Ultratech Cement has been able to maintain a strong growth trajectory in domestic market with the growth 13.2% growth in its domestic cement sales volumes in the nine months ended December, 2021, despite a marginal degrowth in the reported quarter. However, the company’s margins are under pressure due to the fuel cost and rollback prices in October.  With the onset of the peak season and rising construction activities, cement demand is expected to revive in Q4FY22, driven by a pick-up in the government-led infrastructure and housing projects. Rural and urban demand is also expected to pick up going forward. All of this augur well for the Company.
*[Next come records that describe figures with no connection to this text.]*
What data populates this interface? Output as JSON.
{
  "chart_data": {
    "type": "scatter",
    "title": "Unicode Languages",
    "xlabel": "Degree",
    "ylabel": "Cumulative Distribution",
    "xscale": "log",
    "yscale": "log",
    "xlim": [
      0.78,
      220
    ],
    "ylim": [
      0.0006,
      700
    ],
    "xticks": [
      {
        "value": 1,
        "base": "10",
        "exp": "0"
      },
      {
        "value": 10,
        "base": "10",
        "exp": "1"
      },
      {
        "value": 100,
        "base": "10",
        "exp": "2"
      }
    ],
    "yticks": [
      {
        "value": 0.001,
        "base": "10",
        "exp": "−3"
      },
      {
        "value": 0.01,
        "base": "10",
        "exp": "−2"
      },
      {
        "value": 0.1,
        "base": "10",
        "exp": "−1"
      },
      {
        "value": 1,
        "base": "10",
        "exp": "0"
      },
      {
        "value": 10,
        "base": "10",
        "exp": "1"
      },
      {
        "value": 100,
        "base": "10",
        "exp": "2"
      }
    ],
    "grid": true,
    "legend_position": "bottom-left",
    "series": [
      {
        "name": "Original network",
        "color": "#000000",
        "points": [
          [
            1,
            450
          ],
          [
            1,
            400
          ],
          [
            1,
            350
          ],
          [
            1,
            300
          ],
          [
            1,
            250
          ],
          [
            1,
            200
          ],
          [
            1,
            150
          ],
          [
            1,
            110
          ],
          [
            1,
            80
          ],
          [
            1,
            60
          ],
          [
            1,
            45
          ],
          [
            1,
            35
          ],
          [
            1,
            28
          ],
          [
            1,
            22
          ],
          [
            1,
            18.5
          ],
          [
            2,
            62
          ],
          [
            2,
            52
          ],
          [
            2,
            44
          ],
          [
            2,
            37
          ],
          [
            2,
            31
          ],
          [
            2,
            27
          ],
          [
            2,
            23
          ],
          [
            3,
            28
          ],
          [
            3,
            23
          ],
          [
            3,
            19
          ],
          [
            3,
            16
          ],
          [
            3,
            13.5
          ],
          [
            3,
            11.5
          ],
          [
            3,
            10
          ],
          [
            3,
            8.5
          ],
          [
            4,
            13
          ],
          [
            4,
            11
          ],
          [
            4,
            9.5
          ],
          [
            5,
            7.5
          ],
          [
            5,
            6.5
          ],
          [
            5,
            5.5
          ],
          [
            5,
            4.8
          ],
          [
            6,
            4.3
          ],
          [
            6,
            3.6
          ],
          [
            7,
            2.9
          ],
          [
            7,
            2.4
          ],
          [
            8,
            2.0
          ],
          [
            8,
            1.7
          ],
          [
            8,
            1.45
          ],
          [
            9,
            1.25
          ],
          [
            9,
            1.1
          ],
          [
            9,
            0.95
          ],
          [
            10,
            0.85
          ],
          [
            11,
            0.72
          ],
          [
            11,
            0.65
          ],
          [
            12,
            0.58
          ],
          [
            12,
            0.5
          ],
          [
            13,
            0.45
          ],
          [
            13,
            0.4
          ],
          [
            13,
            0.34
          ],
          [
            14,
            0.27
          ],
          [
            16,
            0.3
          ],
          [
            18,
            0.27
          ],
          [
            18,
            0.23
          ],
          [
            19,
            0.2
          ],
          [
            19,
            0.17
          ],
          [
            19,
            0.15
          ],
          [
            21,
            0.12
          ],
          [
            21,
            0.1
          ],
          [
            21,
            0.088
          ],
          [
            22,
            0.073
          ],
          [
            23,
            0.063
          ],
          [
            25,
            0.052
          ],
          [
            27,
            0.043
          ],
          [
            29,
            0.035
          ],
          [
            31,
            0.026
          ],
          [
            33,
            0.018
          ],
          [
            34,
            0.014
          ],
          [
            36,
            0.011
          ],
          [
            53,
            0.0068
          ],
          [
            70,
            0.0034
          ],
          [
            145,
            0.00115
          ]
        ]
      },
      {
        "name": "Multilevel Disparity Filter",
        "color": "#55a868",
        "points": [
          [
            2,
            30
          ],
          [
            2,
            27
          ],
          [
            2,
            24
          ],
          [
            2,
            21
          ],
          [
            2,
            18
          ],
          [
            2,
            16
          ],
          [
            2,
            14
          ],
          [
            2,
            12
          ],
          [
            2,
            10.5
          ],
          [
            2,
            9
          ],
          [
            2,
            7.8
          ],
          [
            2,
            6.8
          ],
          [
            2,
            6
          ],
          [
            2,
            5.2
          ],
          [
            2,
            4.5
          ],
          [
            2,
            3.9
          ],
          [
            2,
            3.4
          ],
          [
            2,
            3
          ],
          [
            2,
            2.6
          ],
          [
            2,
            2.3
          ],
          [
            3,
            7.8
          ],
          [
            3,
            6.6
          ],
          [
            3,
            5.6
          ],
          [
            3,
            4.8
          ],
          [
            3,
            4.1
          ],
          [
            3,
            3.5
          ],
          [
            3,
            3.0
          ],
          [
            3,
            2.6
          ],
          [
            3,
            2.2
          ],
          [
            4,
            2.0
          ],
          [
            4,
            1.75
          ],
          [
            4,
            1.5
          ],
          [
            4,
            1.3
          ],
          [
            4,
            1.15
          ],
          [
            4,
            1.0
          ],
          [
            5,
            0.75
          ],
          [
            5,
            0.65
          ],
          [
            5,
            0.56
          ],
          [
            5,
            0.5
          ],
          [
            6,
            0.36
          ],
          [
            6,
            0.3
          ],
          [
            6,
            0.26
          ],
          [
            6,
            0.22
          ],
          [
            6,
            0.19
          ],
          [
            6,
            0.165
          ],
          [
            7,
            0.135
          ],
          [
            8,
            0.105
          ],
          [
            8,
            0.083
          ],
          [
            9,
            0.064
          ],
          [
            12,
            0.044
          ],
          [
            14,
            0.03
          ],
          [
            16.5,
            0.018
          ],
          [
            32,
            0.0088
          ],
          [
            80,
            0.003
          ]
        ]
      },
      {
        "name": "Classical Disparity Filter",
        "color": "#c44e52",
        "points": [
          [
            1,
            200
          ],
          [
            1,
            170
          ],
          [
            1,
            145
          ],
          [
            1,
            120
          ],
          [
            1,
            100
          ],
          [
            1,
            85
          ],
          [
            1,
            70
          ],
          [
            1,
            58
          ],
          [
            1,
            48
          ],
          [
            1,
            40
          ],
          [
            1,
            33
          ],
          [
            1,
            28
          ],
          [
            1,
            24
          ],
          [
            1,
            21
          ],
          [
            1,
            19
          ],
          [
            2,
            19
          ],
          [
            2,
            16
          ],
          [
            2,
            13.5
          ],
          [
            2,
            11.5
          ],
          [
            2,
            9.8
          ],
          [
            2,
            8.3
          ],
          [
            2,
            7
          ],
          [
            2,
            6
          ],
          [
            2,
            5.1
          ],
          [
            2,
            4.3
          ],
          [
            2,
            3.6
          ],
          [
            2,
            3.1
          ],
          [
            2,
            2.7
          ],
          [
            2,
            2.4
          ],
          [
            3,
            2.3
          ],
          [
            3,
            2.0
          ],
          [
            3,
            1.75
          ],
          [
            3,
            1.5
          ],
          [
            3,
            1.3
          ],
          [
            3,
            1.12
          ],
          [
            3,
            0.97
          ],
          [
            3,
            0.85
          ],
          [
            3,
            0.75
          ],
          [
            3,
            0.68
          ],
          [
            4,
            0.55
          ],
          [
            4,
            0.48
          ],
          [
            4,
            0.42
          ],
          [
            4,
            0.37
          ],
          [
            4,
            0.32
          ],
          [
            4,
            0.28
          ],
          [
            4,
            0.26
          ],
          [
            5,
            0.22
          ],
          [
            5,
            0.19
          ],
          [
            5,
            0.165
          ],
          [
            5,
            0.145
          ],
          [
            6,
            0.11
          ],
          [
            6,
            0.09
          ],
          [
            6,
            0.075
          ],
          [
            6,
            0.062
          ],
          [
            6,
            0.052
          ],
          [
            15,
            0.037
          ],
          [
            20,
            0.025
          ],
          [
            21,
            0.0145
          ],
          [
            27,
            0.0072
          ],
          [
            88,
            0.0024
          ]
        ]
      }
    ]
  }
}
Ultratech’s plan to add 20 MT capacities over the next 2-3 years in high-growth markets of East, Central and North would likely ensure faster ramp-up and higher volume growth. At the CMP of Rs. 7870, Ultratech Cement is trading at PE multiple of 34.9x.  Valuing the company at 32.2x FY23E EPS, we recommend buy on Ultratech at CMP of Rs. 7870 for the Target Price of Rs.8530.